February 20, 2017 Leave a comment
We attended, for the first time ever, the 8th annual Nordlys Film & Arts Festival here in Camrose at the historic Bailey Theatre downtown. The word Nordlys is Norwegian for northern lights-aurora borealis.
Although we didn’t purchase the all-inclusive pass, since we were unable to attend Sunday’s offerings, we opted for a Friday pass, which included the opening ceremonies and two films, as well as music from local musicians Stephen Olson, and Tigs & Whisky.
The first film, entitled “Pawn Sacrifice,” originated from the USA in 2016. It’s executive producer was former Camrosian, Dale Armin Johnson, who was present for the film and a Q & A afterwards. The film is described as a “Biographical Drama,” telling the story of American chess prodigy, Bobby Fischer, played by Tobey Maguire. “Pawn Sacrifice” is a thoughtful study of the narrow line between genius and madness. The film intersperses clips dating back to the Cold War 1970s of Fischer and others, as well as borrowing music from that time from musicians such as Credence Clearwater Revival and Jefferson Airplane. The film is both a reasonably accurate portrayal of superpower rivalry in the Cold War period as well as a statement about the tragic destiny of a chess genius.
The second film was “Ida,” originated from Poland, and described as a “Drama.” Ida is a young novitiate nun in 1960s Poland. The film follows her life journey as she meets up with an aunt who travels with her to discover that she is Jewish and her parents were murdered during the Nazi occupation of Poland.
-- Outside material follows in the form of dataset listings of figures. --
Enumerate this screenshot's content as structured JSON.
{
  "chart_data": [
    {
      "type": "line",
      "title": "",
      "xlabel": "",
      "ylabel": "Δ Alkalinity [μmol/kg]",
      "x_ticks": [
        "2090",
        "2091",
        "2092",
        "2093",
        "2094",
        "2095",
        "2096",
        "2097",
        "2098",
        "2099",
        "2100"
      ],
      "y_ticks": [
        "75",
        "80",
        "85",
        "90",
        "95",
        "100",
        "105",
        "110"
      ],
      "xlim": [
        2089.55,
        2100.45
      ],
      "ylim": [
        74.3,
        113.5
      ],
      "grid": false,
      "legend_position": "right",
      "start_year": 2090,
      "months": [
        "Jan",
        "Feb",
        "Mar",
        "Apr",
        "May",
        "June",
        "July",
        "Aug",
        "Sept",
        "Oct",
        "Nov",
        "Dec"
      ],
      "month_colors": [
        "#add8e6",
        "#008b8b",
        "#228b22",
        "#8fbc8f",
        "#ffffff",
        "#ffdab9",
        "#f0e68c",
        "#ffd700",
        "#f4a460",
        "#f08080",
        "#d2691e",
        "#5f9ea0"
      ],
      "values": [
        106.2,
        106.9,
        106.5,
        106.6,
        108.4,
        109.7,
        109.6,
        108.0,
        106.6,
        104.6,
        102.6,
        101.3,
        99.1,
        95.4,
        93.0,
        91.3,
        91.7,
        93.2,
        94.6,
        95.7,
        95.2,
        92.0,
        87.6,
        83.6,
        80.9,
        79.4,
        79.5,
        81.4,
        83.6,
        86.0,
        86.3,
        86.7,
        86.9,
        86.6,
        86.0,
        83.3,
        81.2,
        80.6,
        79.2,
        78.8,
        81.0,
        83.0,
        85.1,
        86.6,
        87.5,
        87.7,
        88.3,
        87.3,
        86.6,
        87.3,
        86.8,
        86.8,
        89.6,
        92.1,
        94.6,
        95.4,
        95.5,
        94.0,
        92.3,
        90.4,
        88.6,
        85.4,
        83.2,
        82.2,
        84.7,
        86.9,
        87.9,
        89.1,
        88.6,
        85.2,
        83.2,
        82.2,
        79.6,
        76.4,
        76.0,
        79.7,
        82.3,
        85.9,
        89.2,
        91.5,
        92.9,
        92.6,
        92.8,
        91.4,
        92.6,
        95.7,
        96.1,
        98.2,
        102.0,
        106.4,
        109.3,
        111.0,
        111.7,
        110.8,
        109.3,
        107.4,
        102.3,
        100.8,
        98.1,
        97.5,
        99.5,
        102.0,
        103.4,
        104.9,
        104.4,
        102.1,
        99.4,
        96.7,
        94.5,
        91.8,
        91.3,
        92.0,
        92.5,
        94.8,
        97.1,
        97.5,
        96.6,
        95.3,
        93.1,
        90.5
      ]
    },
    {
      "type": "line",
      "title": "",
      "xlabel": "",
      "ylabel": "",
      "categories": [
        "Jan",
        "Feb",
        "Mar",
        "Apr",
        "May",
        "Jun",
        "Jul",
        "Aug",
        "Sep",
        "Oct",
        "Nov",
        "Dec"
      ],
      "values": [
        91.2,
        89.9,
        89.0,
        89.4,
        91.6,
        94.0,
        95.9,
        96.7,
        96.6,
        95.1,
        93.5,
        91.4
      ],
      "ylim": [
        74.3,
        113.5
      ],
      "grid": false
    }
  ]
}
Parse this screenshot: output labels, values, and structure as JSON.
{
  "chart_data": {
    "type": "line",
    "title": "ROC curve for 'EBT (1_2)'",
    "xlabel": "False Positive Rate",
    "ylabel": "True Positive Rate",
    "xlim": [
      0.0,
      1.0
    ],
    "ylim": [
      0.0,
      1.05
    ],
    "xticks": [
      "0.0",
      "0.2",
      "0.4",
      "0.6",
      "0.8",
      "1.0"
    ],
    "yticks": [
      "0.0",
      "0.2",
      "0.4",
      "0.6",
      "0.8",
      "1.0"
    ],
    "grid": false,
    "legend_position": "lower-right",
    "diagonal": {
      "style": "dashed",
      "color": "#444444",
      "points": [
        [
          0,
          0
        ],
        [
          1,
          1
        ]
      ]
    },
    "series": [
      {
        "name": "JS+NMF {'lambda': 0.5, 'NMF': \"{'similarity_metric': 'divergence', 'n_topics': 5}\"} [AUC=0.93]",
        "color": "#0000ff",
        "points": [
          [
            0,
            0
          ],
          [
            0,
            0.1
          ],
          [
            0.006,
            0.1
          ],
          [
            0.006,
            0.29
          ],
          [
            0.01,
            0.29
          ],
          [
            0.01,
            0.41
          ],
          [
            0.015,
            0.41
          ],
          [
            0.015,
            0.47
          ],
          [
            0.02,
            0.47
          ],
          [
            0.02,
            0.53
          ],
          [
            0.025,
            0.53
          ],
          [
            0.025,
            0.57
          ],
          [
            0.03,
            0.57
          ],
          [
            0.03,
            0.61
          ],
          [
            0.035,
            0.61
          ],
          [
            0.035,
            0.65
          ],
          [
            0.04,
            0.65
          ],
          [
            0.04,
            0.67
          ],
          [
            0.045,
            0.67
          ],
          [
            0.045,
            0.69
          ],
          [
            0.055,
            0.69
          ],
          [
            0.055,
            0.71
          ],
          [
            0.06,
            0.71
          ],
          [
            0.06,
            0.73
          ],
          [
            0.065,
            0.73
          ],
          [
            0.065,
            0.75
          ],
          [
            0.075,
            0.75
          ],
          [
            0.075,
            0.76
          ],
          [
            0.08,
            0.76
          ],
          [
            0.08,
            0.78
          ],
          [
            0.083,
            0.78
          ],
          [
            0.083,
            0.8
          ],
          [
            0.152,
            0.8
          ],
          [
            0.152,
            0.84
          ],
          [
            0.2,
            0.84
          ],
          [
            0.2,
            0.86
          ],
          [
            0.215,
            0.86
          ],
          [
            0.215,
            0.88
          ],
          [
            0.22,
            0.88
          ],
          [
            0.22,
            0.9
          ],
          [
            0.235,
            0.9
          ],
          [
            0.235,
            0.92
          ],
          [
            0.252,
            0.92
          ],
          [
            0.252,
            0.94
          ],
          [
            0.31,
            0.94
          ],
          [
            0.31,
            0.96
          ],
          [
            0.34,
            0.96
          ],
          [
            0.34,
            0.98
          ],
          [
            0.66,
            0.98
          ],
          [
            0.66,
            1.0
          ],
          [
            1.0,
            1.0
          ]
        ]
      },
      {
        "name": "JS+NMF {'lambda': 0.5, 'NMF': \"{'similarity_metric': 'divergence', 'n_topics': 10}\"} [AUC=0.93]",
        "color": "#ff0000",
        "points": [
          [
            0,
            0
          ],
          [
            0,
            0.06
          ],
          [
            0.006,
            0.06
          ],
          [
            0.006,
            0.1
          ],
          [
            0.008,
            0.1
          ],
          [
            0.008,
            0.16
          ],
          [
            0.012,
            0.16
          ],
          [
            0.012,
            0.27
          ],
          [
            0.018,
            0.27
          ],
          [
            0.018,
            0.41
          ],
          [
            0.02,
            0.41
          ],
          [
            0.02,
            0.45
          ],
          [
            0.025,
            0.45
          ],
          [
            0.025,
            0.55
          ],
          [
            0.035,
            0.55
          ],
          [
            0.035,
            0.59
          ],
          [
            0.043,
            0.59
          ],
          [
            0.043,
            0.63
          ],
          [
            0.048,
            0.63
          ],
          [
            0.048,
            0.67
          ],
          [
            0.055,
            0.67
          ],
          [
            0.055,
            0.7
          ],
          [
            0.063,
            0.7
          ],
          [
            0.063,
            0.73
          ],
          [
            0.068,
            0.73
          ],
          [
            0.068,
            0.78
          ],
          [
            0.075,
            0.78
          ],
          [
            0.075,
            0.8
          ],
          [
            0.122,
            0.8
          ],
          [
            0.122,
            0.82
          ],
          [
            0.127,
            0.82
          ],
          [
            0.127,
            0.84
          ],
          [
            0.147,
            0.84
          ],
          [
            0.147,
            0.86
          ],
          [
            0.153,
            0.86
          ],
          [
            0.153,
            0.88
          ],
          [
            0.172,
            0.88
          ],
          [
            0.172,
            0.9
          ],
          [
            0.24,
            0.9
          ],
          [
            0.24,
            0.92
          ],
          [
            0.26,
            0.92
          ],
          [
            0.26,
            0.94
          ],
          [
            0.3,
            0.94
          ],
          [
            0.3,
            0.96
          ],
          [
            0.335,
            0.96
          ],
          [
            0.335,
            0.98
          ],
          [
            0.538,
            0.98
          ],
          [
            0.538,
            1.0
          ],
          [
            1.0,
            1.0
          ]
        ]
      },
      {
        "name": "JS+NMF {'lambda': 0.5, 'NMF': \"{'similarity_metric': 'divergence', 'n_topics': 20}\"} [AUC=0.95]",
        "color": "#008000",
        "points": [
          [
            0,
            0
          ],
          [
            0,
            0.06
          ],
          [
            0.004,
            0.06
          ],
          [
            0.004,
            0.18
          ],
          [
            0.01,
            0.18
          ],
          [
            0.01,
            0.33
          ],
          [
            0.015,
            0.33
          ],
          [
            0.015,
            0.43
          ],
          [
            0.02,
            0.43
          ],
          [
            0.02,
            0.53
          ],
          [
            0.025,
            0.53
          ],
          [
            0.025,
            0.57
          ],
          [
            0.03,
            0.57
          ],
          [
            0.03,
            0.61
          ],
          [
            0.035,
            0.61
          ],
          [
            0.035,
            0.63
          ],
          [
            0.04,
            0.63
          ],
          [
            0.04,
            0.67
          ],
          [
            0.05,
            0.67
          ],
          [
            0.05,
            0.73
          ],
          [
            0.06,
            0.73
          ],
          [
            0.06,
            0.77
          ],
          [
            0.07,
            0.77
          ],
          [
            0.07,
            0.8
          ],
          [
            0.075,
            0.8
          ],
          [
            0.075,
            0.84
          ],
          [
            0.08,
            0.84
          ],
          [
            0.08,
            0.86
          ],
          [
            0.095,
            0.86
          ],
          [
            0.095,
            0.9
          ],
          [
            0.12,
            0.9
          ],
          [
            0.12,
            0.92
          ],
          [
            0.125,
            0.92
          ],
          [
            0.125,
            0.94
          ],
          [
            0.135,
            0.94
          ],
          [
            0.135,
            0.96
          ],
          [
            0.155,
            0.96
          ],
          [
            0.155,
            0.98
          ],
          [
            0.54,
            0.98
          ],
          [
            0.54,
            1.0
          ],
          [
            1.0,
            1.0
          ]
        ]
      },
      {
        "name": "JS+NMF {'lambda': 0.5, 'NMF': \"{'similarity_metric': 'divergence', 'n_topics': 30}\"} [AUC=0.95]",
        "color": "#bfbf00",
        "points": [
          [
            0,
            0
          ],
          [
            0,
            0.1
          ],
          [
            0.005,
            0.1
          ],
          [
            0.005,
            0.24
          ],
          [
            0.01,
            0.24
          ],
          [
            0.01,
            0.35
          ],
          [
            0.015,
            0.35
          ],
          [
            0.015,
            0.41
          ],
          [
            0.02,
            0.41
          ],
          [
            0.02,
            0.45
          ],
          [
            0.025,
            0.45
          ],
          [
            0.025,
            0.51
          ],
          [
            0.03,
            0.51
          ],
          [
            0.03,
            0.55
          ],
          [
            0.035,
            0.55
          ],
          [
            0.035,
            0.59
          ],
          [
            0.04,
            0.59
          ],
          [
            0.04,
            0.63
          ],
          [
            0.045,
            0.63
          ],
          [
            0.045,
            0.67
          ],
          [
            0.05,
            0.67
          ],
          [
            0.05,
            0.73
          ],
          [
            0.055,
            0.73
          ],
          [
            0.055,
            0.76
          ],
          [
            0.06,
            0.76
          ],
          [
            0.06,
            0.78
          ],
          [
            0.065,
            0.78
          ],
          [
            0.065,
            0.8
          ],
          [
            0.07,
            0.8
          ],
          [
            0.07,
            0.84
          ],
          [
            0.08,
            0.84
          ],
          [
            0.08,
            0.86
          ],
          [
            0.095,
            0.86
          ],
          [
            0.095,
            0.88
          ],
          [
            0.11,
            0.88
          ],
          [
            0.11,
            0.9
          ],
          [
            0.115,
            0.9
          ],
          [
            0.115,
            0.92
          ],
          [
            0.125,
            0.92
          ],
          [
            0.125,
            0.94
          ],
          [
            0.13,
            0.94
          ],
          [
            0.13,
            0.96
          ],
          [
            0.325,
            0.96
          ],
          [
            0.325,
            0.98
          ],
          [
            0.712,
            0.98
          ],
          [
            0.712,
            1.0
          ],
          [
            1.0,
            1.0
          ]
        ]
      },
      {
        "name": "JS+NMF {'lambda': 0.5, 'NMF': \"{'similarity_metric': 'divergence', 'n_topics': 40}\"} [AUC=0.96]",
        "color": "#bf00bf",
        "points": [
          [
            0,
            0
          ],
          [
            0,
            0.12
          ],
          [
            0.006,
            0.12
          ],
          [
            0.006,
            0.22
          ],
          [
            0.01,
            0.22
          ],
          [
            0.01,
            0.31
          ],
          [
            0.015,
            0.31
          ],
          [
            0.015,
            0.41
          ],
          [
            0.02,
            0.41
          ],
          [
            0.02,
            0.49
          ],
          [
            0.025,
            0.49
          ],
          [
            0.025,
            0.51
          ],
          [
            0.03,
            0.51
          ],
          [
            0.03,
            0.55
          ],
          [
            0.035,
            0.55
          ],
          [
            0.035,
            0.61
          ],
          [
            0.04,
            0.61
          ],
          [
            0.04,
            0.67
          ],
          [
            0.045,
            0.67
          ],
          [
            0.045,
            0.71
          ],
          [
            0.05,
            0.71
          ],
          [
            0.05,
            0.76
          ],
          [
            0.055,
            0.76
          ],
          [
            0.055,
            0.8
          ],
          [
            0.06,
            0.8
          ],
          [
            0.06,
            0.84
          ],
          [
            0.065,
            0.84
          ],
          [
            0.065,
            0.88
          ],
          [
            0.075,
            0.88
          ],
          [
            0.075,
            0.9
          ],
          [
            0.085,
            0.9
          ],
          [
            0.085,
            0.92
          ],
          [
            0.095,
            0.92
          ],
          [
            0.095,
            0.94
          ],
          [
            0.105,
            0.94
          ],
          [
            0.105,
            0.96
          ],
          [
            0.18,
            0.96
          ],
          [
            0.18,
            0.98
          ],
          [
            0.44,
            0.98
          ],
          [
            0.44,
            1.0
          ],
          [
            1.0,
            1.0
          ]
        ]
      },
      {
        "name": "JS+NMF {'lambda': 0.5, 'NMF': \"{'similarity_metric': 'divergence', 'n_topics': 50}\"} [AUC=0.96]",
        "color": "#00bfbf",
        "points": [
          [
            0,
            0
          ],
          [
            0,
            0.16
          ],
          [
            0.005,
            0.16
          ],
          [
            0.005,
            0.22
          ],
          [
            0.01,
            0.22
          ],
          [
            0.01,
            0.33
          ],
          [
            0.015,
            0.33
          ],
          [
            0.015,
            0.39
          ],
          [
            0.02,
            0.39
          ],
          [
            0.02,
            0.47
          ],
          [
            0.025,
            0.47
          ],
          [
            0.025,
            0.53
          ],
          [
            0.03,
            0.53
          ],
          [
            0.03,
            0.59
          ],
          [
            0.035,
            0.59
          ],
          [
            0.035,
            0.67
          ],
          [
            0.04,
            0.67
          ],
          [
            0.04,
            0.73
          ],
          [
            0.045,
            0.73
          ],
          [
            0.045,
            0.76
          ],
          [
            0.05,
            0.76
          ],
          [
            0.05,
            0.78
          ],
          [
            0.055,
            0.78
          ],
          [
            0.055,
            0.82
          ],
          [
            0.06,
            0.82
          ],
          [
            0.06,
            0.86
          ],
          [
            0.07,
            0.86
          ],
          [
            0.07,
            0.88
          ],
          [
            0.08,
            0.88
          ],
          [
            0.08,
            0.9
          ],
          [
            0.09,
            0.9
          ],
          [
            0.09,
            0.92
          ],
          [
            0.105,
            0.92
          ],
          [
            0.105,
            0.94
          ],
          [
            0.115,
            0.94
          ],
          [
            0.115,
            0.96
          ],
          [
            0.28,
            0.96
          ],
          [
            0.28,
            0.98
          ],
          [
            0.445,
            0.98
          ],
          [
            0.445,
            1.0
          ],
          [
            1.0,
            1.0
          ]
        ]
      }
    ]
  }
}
A rather sad, sober, and tragic film in every respect.
On Saturday we purchased tickets for the afternoon Alberta Short Docs. They were absolutely marvellous! I was thoroughly impressed with three of the seven short docs.
My favourite short doc was the first one, “We regret to Inform You…,” directed by Eva Colmers and Heidi Janz. The film highlighted how narrow and exclusive government bureaucrats can define and apply their criteria regarding who is or is not eligible for disability funding. The film features a day in the life of Ph.D. scholar Heidi Janz, and is a legitimate critique of government policies regarding the differently-abled.
The second short doc was entitled “The Grasslands Project: Life Out Here.” It focussed on four ranching and farming women in southern Alberta, portraying their life and times. The film addresses themes such as the role of farm and ranch women, isolation and the need to improvise and be independent as well as neighbourly in order to survive, the freedom, beauty and joy of the open prairie rangeland, and more.
My third favourite short doc was “Classic Camera.” The title is actually the name of a camera store in Edmonton. The store is run by an 85-year-old gentleman, Wally Franiel. The store is full of non digital cameras and equipment from bygone days, although some still choose to use these old cameras. Wally is a wonderful eccentric, who enjoys telling many a tale.
I thoroughly enjoyed the Nordlys festival, and hope to go next year as well.